BY IAN THORPE
As we look forward to the official start of summer this weekend, optimism seems to prevail. Not just for the change of season, but more so for the coming steps in the B.C. restart plan that will see sporting activities as well as other gatherings return to normal and get back on track.
In one case, getting back on track has been taken literally.
Nanaimo Track and Field Club has been a mainstay in our community since 1960. And it has survived to continue serving athletes of all ages despite the challenges of COVID-19 during the past year.
There was essentially no track season last spring and summer, as competitive gatherings could not be held. For this year, however, club spokesperson Phillip Vannini reports that a group of dedicated club athletes have been training very hard throughout the pandemic. Their dedication, and that of their coaches, is a tribute to their resilience and enthusiasm.
So the NTFC executive is looking forward to the summer ahead. Returning this year is longtime president Tyler Heisterman, along with vice-president Bernie Katzberg, secretary Shaula Croome and treasurer Don Putz. Others on the board are Cristi Lundman, Al Johnston, Kim Cameron, Robert Shurniak, Wanda Urbanowicz and Vannini.
Registration for the spring/summer season has been held, but fewer athletes than usual could be accepted. A cap on group sizes, staggered training times and additional measures to reduce risk have been put in place by club organizers in accordance with B.C. Athletics, ViaSport and public health orders. As a result, all club programs are currently full and there is a waitlist.
For those currently enrolled, the Rotary Bowl track facility is the site for all training programs. Endurance training in middle distance running for high school aged athletes happens Tuesday and Thursday evenings and Saturday mornings with coaches Heisterman, Shelby Drope and Melissa Ross. Also on those days is speed and power training for the same age group. Mike Viers and Wanda Urbanowicz coach sprints and hurdles, Sven Donaldson coaches pole vault and Marc Paris handles high jump. Skills in throwing events such as hammer, discus, javelin and shot put are coached by Vannini and Katzberg on Mondays, Wednesdays and Fridays.

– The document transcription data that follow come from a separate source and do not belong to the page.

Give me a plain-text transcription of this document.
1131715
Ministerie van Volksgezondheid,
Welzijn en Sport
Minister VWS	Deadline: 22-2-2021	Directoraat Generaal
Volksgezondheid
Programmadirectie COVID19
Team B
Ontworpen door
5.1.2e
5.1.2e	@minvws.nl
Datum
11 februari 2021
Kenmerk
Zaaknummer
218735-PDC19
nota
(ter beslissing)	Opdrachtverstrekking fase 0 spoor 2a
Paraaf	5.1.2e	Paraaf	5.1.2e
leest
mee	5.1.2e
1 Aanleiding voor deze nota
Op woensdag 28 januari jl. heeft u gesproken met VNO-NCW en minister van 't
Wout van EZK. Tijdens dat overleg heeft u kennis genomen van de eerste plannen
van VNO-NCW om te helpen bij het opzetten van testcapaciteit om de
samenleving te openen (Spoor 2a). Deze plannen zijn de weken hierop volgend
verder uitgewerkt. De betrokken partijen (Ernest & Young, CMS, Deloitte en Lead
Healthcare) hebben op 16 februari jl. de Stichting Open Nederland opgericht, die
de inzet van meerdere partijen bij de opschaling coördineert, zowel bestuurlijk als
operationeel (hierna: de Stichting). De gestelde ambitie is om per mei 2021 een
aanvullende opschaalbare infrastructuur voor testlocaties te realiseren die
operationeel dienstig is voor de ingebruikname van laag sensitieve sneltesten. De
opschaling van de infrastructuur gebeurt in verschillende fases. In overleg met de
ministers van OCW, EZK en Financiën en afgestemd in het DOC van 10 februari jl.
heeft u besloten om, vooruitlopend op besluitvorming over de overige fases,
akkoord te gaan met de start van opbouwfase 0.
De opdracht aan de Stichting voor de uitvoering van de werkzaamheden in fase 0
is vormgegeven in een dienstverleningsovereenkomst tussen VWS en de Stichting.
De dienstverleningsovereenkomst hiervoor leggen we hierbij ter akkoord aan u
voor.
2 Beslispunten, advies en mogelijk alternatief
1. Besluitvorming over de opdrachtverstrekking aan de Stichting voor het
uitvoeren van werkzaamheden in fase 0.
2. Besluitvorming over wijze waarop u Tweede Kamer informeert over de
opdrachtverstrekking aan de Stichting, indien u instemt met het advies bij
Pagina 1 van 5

For younger athletes, junior development track and field conditioning programs for 9-11 and 12-13 year-olds focus on fundamental motor skills of running, jumping and throwing. Sessions are Tuesdays and Thursday evenings and Saturday mornings led by coaches Win Myint, Olivia Lundman and Sonya Urbanowicz. Not to forget the older competitors, Wanda Urbanowicz oversees strength and conditioning for masters 35-plus athletes on Monday and Friday mornings.
As for competitions, B.C. Athletics currently allows for intra-squad meets only. This is largely due to the travel ban in place, as well as the maximum 50 restriction on number of people in attendance at a facility. NTFC held one intra-squad meet in May. Another happened last weekend and a third is scheduled for June 26. We’ll have results from those competitions in a future column.
Looking ahead, the hope is that restrictions will further ease after July 1, so that more travel and possibly inter-club meets can be held. For now, though, there’s no doubt that NTFC is back on track.
Whatever your sport, a reminder in closing to play your hardest, play fair, and show good sportsmanship.